Esa mañana las tres amanecieron trémulas y relajadas. Simona y yo prolongamos el papel asumido por la noche y les preparamos el desayuno. Las primeras miradas denotaron entre confusión y regocijo, mi madre recordó siempre aquella noche como un cuento fantástico…, la señora Reyes omitió comentarios; no obstante, pude ver en su ojos anhelos silenciosos por trasladar a su realidad periódicos encuentros como aquél, lo cual evidenció estar lo suficientemente despabilada la noche del cuadro…

El señor Quiroz había perdido el interés en mi señora madre; y sus aprendices en él. El escenario era claro así que invertía su tiempo en beber, fumar y cogerse a cuanto culo se le ponía enfrente. Mi madre continuó fingiendo ser la esposa, sin descuidar por supuesto, a los otros que también fingían interesarse en ella. La señora Reyes trataba de saciar sus ganas con los ligues que pescaba en el bar El último tiro, frecuentado en su mayoría por gente adulta: Enfermos de soledad perenne, desahuciados de la vida y la muerte. Nadie terminó con nadie.

Anaís se alejó de su enfermiza madre un año después de mi partida. Volvimos a encontrarnos en Perú un siete de diciembre, habían pasado cinco años desde la última vez que nos juramos entrega incondicional. Salió en mi búsqueda pero se le atravesaron otras experiencias. En Jalisco se enamoró de un taxista que a la hora del sexo imploraba le jugueteara el culo con el dedo embadurnado de vaselina, resultó un fraude su atractivo doble discurso pues pedía para sí olvidándose por completo de la humanidad. El tedio comenzó a invadirla así que cogió sus tres pertenencias y se fue a ligar a la plaza, una vecina de la pocilga donde el taxista la tenía alojada la puso al tanto del movimiento. Por fortuna, Ignatius iba cogiendo por el mundo envidiables prácticas, se lió a una cubana de su tipo o mejor dicho, de mi tipo: Alta, de mi color de piel, cabellos sin prisa, nalgas con libertad propia y lo mejor; avidez por conocer cuanta maravilla existiera.

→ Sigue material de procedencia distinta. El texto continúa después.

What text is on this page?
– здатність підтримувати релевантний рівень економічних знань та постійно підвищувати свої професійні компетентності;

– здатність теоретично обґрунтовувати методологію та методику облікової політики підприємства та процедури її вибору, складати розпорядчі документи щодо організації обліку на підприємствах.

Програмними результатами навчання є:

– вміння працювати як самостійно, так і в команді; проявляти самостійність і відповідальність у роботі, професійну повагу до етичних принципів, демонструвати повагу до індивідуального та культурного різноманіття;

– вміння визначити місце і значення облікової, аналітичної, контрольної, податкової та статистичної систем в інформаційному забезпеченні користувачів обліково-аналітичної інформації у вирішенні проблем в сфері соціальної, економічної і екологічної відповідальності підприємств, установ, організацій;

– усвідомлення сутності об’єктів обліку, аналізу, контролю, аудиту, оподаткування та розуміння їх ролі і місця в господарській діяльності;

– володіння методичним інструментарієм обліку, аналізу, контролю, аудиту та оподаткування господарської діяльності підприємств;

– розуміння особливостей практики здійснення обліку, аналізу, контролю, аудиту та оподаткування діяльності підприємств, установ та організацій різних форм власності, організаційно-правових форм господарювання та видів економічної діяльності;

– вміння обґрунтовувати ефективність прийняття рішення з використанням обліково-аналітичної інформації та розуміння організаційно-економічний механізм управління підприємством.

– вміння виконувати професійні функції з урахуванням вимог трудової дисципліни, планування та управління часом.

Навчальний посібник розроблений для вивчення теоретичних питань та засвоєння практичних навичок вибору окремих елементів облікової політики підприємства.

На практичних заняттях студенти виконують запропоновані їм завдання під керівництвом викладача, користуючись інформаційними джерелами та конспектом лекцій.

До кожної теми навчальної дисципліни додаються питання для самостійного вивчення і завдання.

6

Yo llegué a Perú buscando una aventura, una de esas virtuales. Ámbar impartía clases de literatura en la Universidad Autónoma del Perú, era una mujer de pensamiento agudo, conocedora de letras, devota de las artes amatorias. Por Internet me invitó a pasar unos días en sus brazos, el plan era conocernos, intercambiar uno que otro tiempo y si nos gustaba podíamos estar lo que deseáramos. El primer mes fue el mejor, nos lo dedicamos completito. Ámbar era furia y ternura a la vez: Tenía la boca más cálida y fascinante de todos los mundos, me succionaba cada rincón con inigualable habilidad, y su espalda, ¡Ay, tenía en la espalda los trazos perfectos para el Marqués de Sade! Ámbar me hacía enloquecer con la sensualidad de sus movimientos, me deshacía con sólo desasirle una a una las prendas que tan valioso tesoro resguardaban: La exquisita piel del amor.

El octavo año me propuso compartirnos. Me sedujo la imagen y acepté. No fue nada bueno, Ámbar terminó sola y yo sin voluntad, caminaba sin brújula una madrugada de frío quemante, pensaba que mi vida se había salido de mis manos y aún lo disfrutaba, pensaba en mi madre y aquella noche…, en México, en la violencia racionada y abrupta de la que me habló Cierto Chico, pensaba en el tiempo y la búsqueda de lo inexistente cuando Janis me tomó la oreja derecha y me aterrizó de tajo. Era un día especial sin duda, era un siete ¿era ella lo buscado y encontrado? No. Después de hacer planes y fumar y llorar por La vuelta de tuerca, me sentí exactamente igual y no entendía mis reproches ni la miseria en que había caído y de la cual no me esforzaba por salir.

Me sentí un ser aniquilado. Quise volver a México pero se me atravesó nuevamente un cuerpo, uno de esos que no te sueltan hasta que te exprimen todo lo que tienes, lo recorrí todo con la lengua ansiosa del suicida, lo solté igual de vacío como lo encontré porque un sonido muy fino se instaló en mi mente y entendí que se trataba de la señora madre gritando mi nombre. Cuando llegue a la calle Libertad supe que mi compañera de correrías infantiles había sido asesinada en Perú por una catedrática de letras de la Universidad Autónoma. Le había cortado la lengua, se la guardó en la vagina y le cosió los pliegues, la golpeó con un martillo en la cabeza hasta batirle los sesos en el piso. Entonces comprendí que nunca sabes lo que te falta hasta que te duele mucho.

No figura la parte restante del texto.